Friday, November 15, 2013

"Remittances" to Latin America are 8 times more than foreign aid to that region. That has to be good, right? But what the heck is a Remittance?

An important topic we cover in AP Macroeconomics is "Balance of Payments". This is an accounting of the flow in the trade of goods and services, factor payments on interest or dividends paid or received, certain transactions involving the buying and selling of physical and/or financial assets, and subsets of other transactions that occur across borders.

According to Pew Research:
""Remittances are a larger source of money to Latin America than official foreign aid. In 2011, when foreign aid to Spanish-speaking Latin America nations totaled $6.2 billion, formal remittances were more than eight times that—$53.1 billion
Wow! That is amazing? Oh, wait, you don't know what a "Remittance" is? That's ok. I will help you out.

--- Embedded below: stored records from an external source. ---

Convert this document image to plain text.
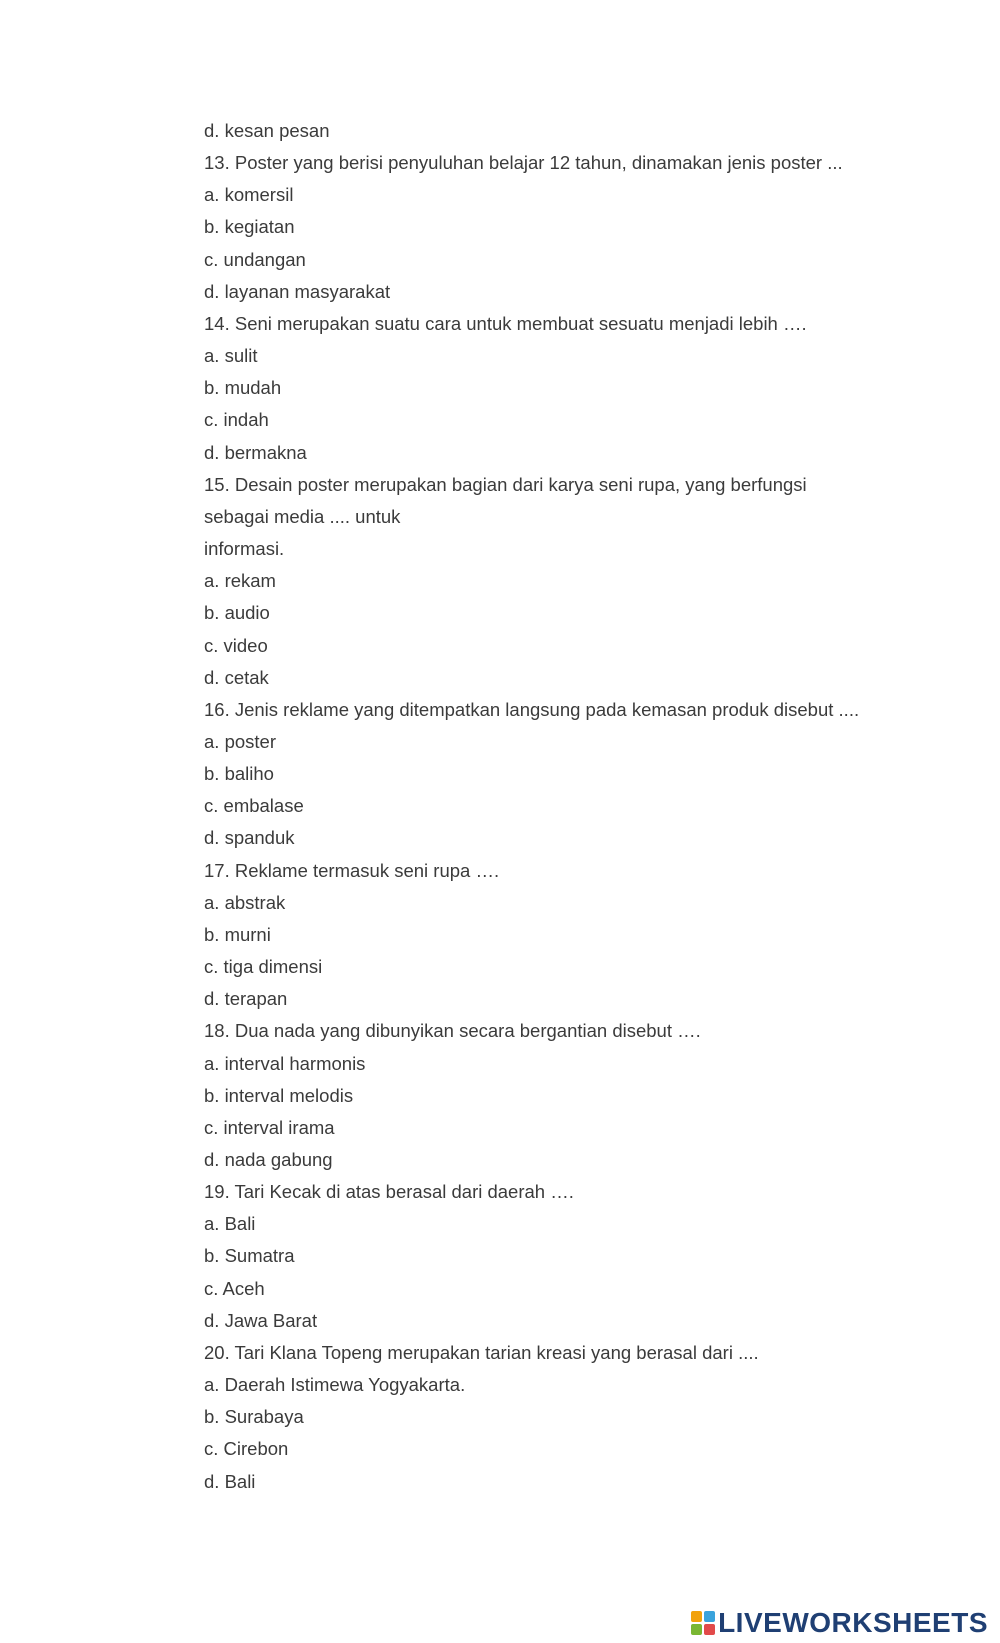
d. kesan pesan
13. Poster yang berisi penyuluhan belajar 12 tahun, dinamakan jenis poster ...
a. komersil
b. kegiatan
c. undangan
d. layanan masyarakat
14. Seni merupakan suatu cara untuk membuat sesuatu menjadi lebih ….
a. sulit
b. mudah
c. indah
d. bermakna
15. Desain poster merupakan bagian dari karya seni rupa, yang berfungsi
sebagai media .... untuk
informasi.
a. rekam
b. audio
c. video
d. cetak
16. Jenis reklame yang ditempatkan langsung pada kemasan produk disebut ....
a. poster
b. baliho
c. embalase
d. spanduk
17. Reklame termasuk seni rupa ….
a. abstrak
b. murni
c. tiga dimensi
d. terapan
18. Dua nada yang dibunyikan secara bergantian disebut ….
a. interval harmonis
b. interval melodis
c. interval irama
d. nada gabung
19. Tari Kecak di atas berasal dari daerah ….
a. Bali
b. Sumatra
c. Aceh
d. Jawa Barat
20. Tari Klana Topeng merupakan tarian kreasi yang berasal dari ....
a. Daerah Istimewa Yogyakarta.
b. Surabaya
c. Cirebon
d. Bali
LIVEWORKSHEETS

Remittances are cash transfers (or it could be non-cash assets) that migrants to a country send back to their home country.  For example, a Mexican migrant in the US works, earns money, then sends a portion of it back to Mexico to his or her family.  It also works in reverse. An American migrant in Mexico sends money back home to the US.  Hence, a "Net value" is obtained---The amount leaving the country versus how much is coming back.

In the US Balance of Payments in 2012 net remittances from all countries were -$79,913,000,000 (negative $79.913 billion).  This means there was a net OUTFLOW of dollars from the US to foreign countries.

By comparison, TOTAL foreign aid by the US to the rest of the world was approx $54 billion in 2012. Remittances earned in the private sector play a larger role than foreign aid financed by tax dollars.

Pew Research has a new study out showing the effect of remittances to Latin America.  The study can be found HERE but I am posting a couple of interesting graphs for your viewing pleasure.

As you might expected due to geographic proximity, most of the remittances are earned in the US.
Share of Latin America Remittances from Top Sending Countries, 2012

Mexico is by far the country that receives the most remittances.  A little over $20 billion whereas the rest of Latin America/South America takes in a little over $30 billion.

Total Remittances Received in Latin America and Mexico, 2000-2013

However, the total effect on the recipients economy, as measured by the impact the remittance has on the nations GDP, is not equal. El Salvador, Honduras, and Guatemala (as percent of their GDP) are highly dependent on this source of income.

Remittances as a Share of GDP, 2012

Remittances and Foreign Aid are just two sources of US dollars to Latin America. For example, this does not count charitable donations, religious or non-religious.